Este serviço será gratuito durante um período de 90 dias, após o qual os clientes podem subscrever ou cancelar o BlueCruise. Quem desejar, terá de pagar 24,99€ por mês. Não há períodos de fidelização. O condutor poderá subscrever mês a mês. Um exemplo: se for de férias em agosto e prever utilizar essencialmente autoestradas, pode entender ser útil subscrever o serviço apenas nesse mês em específico. A subscrição e o cancelamento do serviço são sempre feitos através da App da Ford.

E é seguro?

Na conferência de imprensa que se seguiu ao nosso test-drive, a marca quis destacar que a tecnologia só entrou ao serviço pelo facto de estar super testada e ser segura, existindo mais de 420.000 veículos equipados com BlueCruise nas estradas de todo o mundo, distribuídos por modelos Ford e Lincoln, que percorreram, globalmente, mais de 342 milhões de quilómetros, totalizando mais de 3,1 milhões de horas de condução.

Contudo, a ETSC – European Transport Safety Council é mais prudente e diz estar “muito preocupada” que esses sistemas de Nível 2 ‘sem interferência’, “não tragam benefícios de segurança e sejam ainda mais propensos a causar distração do motorista do que os sistemas atuais porque os sistemas ‘hands-off’ incentivam a sensação de que o veículo está em controle total, quando não está”.

Do contacto que tivemos, a tecnologia pareceu-nos segura, mas a nossa opinião é que este tipo de preocupações da ETSC tem mais que ver com o uso que é feito da tecnologia do que com a tecnologia propriamente dita.
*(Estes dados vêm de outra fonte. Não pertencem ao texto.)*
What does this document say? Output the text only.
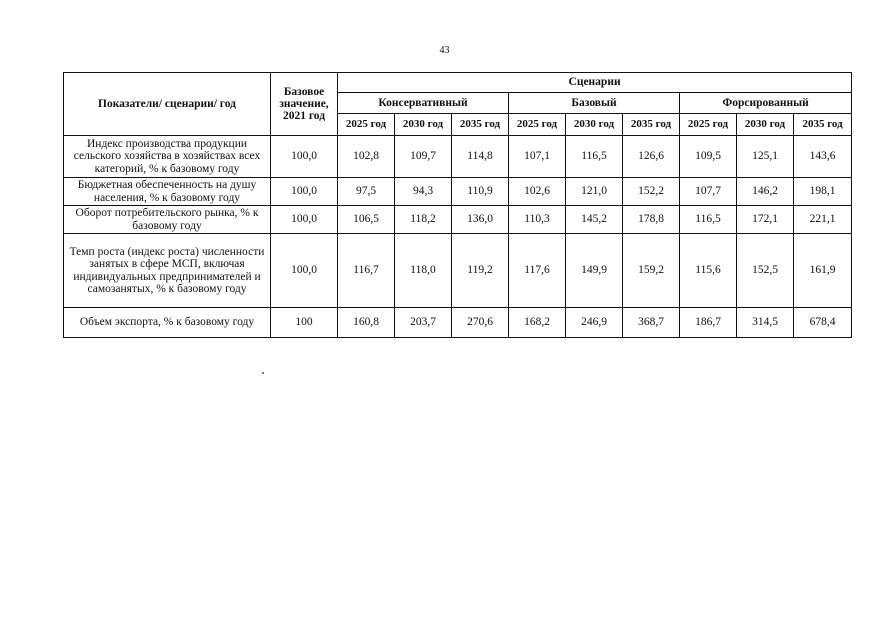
43
Показатели/ сценарии/ год	Базовое значение, 2021 год	Сценарии								
		Консервативный			Базовый			Форсированный		
		2025 год	2030 год	2035 год	2025 год	2030 год	2035 год	2025 год	2030 год	2035 год
Индекс производства продукции сельского хозяйства в хозяйствах всех категорий, % к базовому году	100,0	102,8	109,7	114,8	107,1	116,5	126,6	109,5	125,1	143,6
Бюджетная обеспеченность на душу населения, % к базовому году	100,0	97,5	94,3	110,9	102,6	121,0	152,2	107,7	146,2	198,1
Оборот потребительского рынка, % к базовому году	100,0	106,5	118,2	136,0	110,3	145,2	178,8	116,5	172,1	221,1
Темп роста (индекс роста) численности занятых в сфере МСП, включая индивидуальных предпринимателей и самозанятых, % к базовому году	100,0	116,7	118,0	119,2	117,6	149,9	159,2	115,6	152,5	161,9
Объем экспорта, % к базовому году	100	160,8	203,7	270,6	168,2	246,9	368,7	186,7	314,5	678,4
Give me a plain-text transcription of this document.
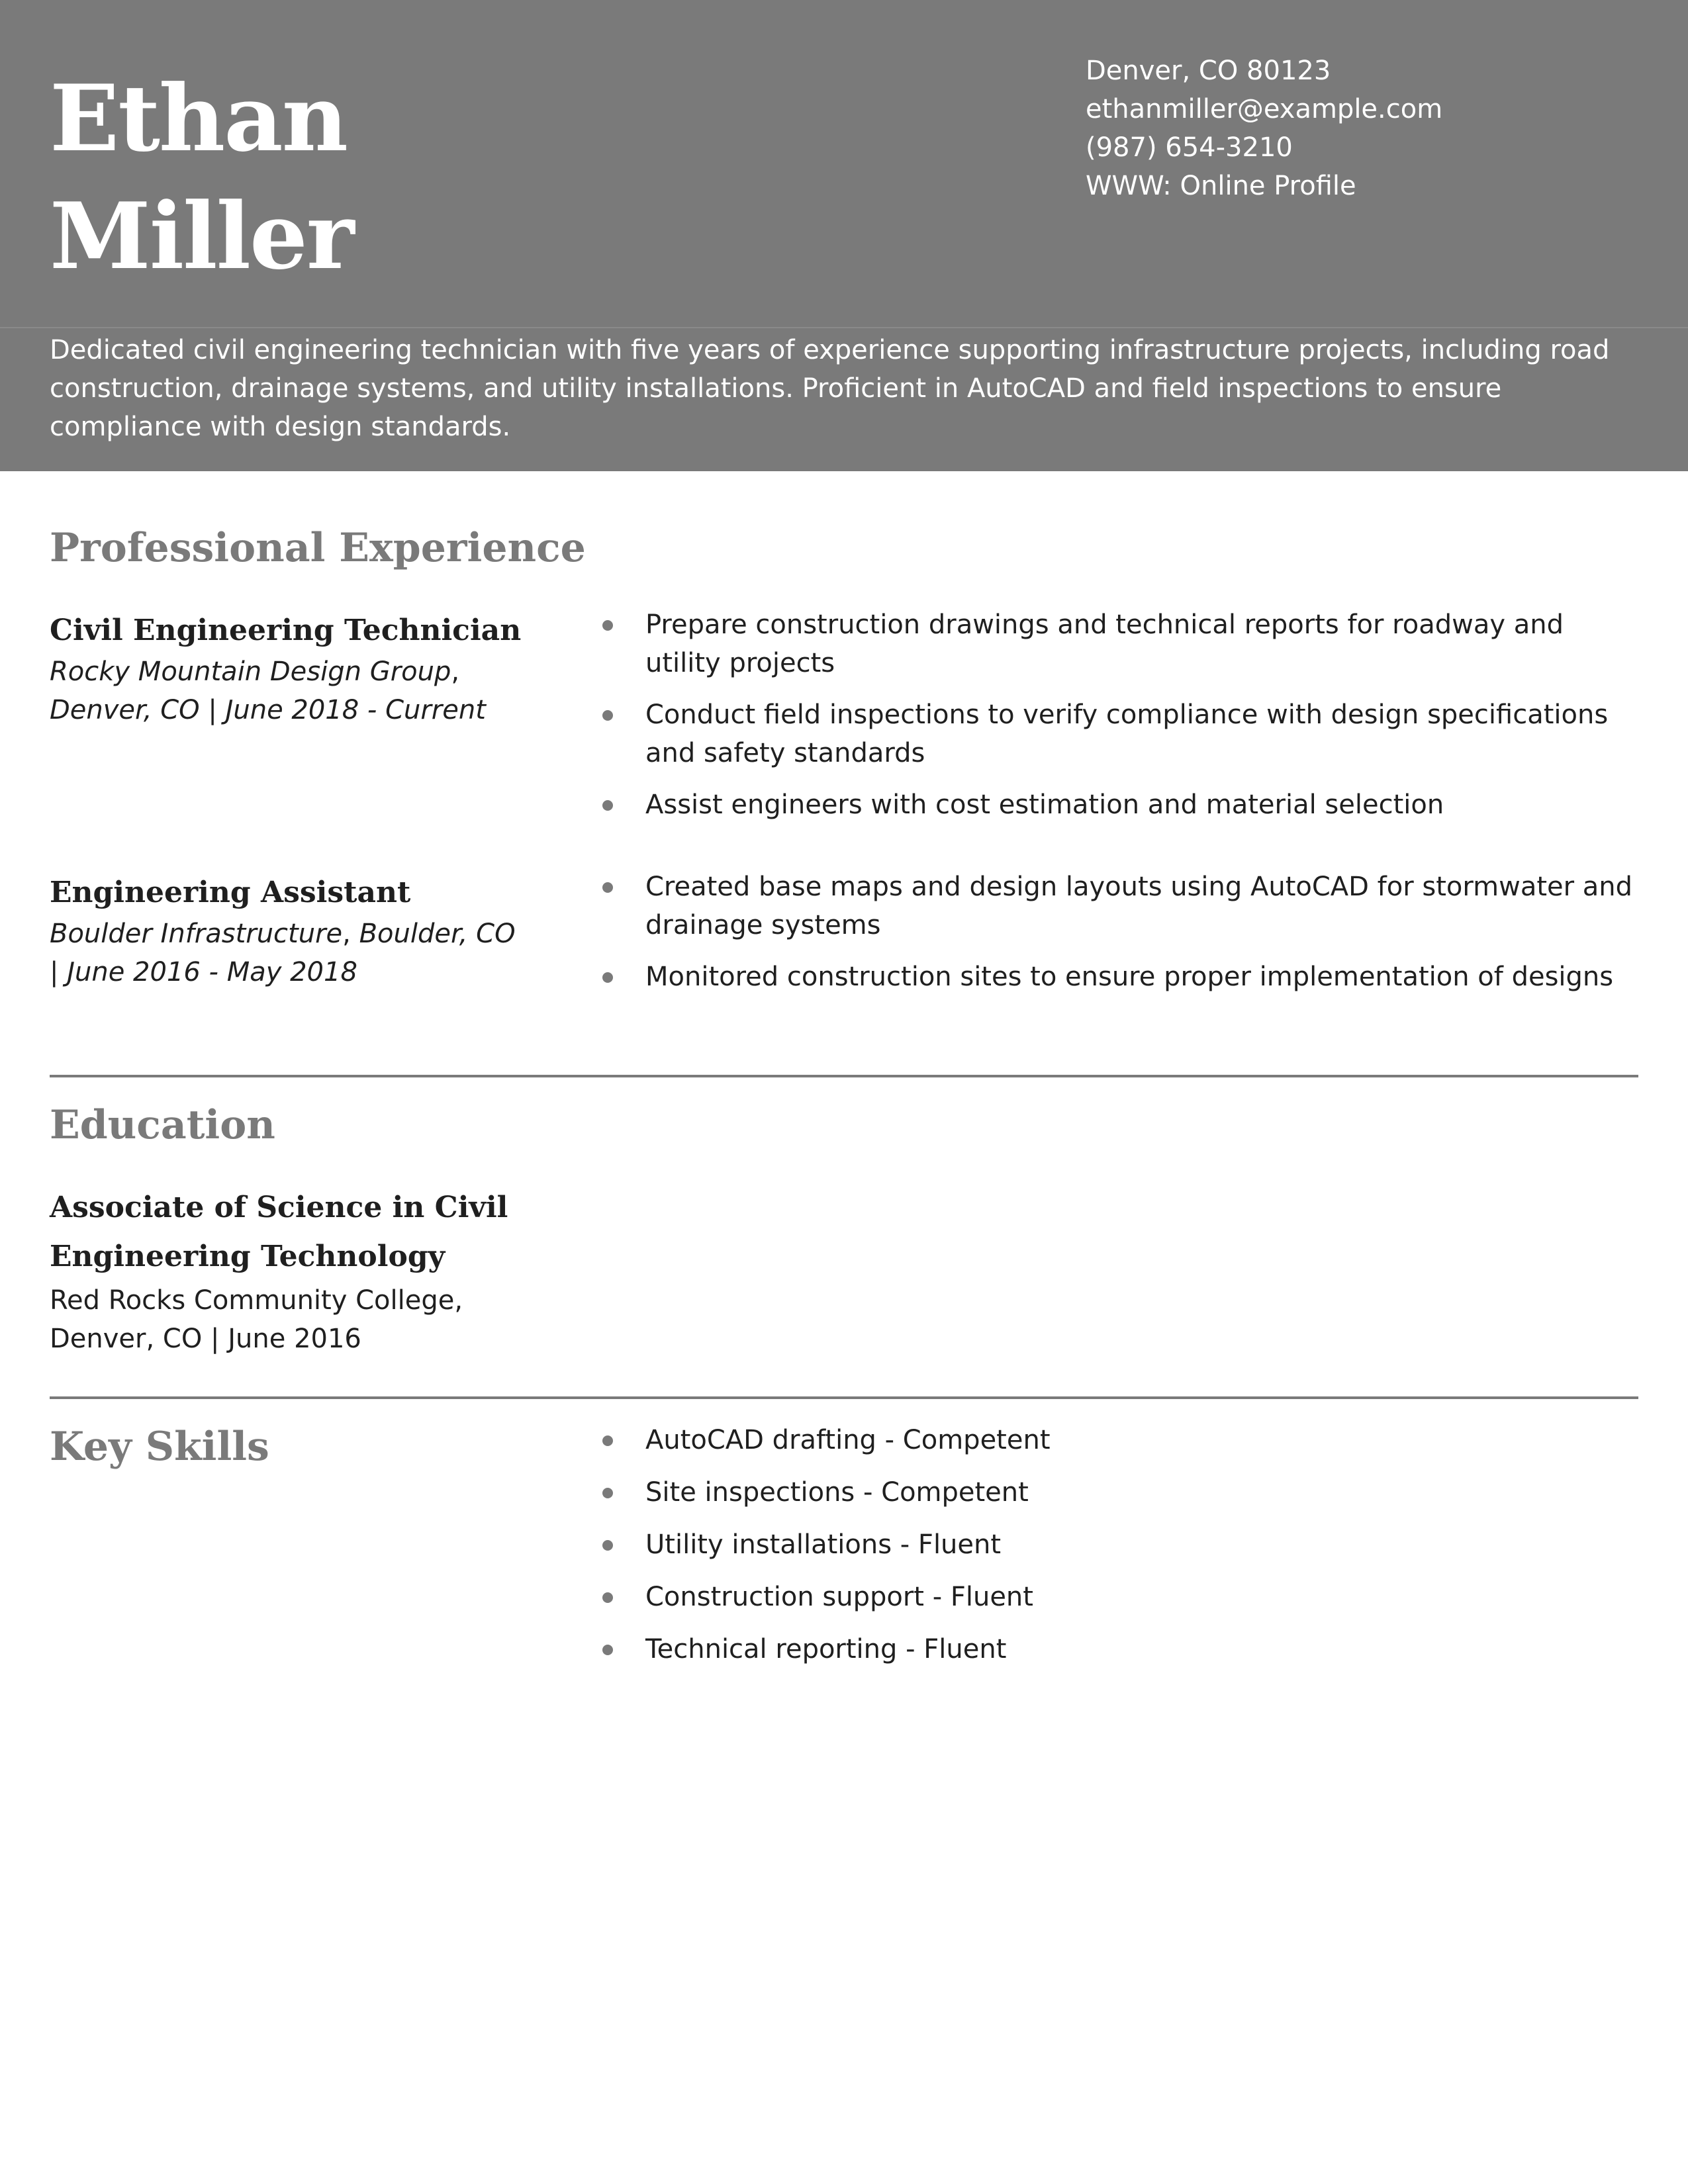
Ethan
Miller
Denver, CO 80123
ethanmiller@example.com
(987) 654-3210
WWW: Online Profile
Dedicated civil engineering technician with five years of experience supporting infrastructure projects, including road construction, drainage systems, and utility installations. Proficient in AutoCAD and field inspections to ensure compliance with design standards.
Professional Experience
Civil Engineering Technician
Rocky Mountain Design Group,
Denver, CO | June 2018 - Current
Prepare construction drawings and technical reports for roadway and utility projects
Conduct field inspections to verify compliance with design specifications and safety standards
Assist engineers with cost estimation and material selection
Engineering Assistant
Boulder Infrastructure, Boulder, CO
| June 2016 - May 2018
Created base maps and design layouts using AutoCAD for stormwater and drainage systems
Monitored construction sites to ensure proper implementation of designs
Education
Associate of Science in Civil Engineering Technology
Red Rocks Community College,
Denver, CO | June 2016
Key Skills	AutoCAD drafting - Competent
Site inspections - Competent
Utility installations - Fluent
Construction support - Fluent
Technical reporting - Fluent
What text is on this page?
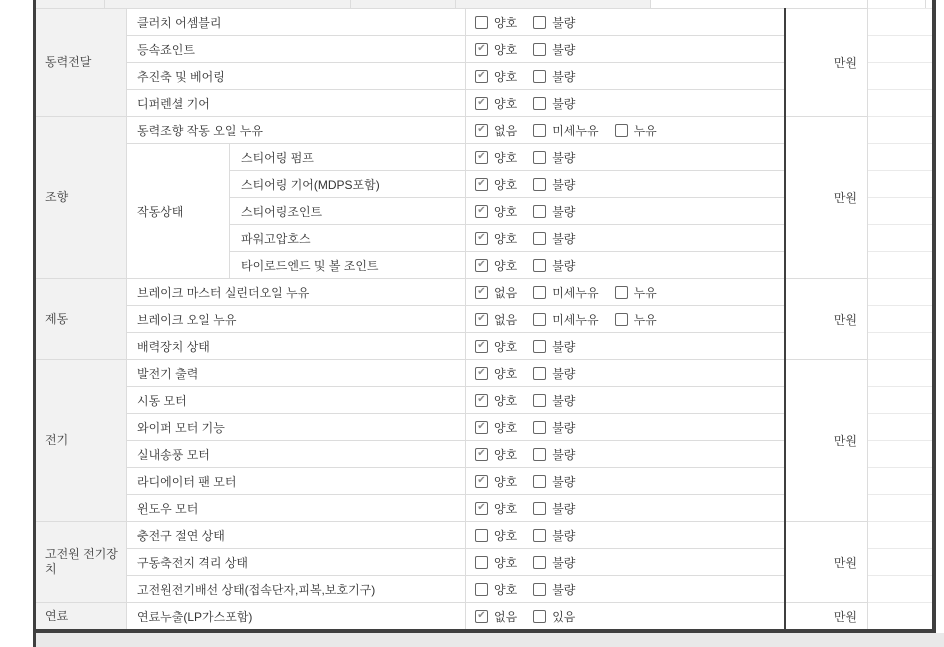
동력전달	만원
클러치 어셈블리	양호	불량
등속죠인트 ✔	양호	불량
추진축 및 베어링 ✔	양호	불량
디퍼렌셜 기어 ✔	양호	불량
조향	만원
작동상태
동력조향 작동 오일 누유 ✔	없음	미세누유	누유
스티어링 펌프 ✔	양호	불량
스티어링 기어(MDPS포함) ✔	양호	불량
스티어링조인트 ✔	양호	불량
파워고압호스 ✔	양호	불량
타이로드엔드 및 볼 조인트 ✔	양호	불량
제동	만원
브레이크 마스터 실린더오일 누유 ✔	없음	미세누유	누유
브레이크 오일 누유 ✔	없음	미세누유	누유
배력장치 상태 ✔	양호	불량
전기	만원
발전기 출력 ✔	양호	불량
시동 모터 ✔	양호	불량
와이퍼 모터 기능 ✔	양호	불량
실내송풍 모터 ✔	양호	불량
라디에이터 팬 모터 ✔	양호	불량
윈도우 모터 ✔	양호	불량
고전원 전기장치	만원
충전구 절연 상태	양호	불량
구동축전지 격리 상태	양호	불량
고전원전기배선 상태(접속단자,피복,보호기구)	양호	불량
연료	만원
연료누출(LP가스포함) ✔	없음	있음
E são preocupações que podem ser atenuadas com workshops (que podiam ser obrigatórios) que sensibilizem e demonstrem o funcionamento do sistema aos clientes.

E que deixem claro que o imperativo, legal e tecnológico, de exigir que o condutor esteja atento é o que faz com que esta assistência à condução BlueCruise seja Nível 2 e não seja Nível 3. No Nível 3 o condutor pode legalmente desviar a sua atenção da estrada e, em determinadas condições, o fabricante do sistema pode ser responsabilizado por eventuais acidentes. Não é o caso do BlueCruise. Se a mensagem ficar clara na mente dos utilizadores, estas pertinentes preocupações esbatem-se.

Conclusão

No início, há sempre algum receio sobre se o sistema vai funcionar em todas as situações, designadamente curvas e velocidades mais elevadas, mas à medida que se percorrem mais quilómetros com o Mach-E, a tecnologia, que está programada para funcionar até 135 km/h, vai-nos transmitindo confiança. Apenas numa vez em que estávamos a fazer uma curva para a esquerda em autoestrada, optámos por agarrar o volante por termos considerado que o nosso veículo se estava a aproximar demasiado da viatura que circulava mais à direita. Possivelmente, a máquina iria fazer a leitura correta dos acontecimentos, mas, por uma questão de precaução, abortámos, nesse instante, a condução autónoma. Mas acreditamos que, com uma utilização mais intensiva estes receios, que também nós experimentámos, se vão esbatendo.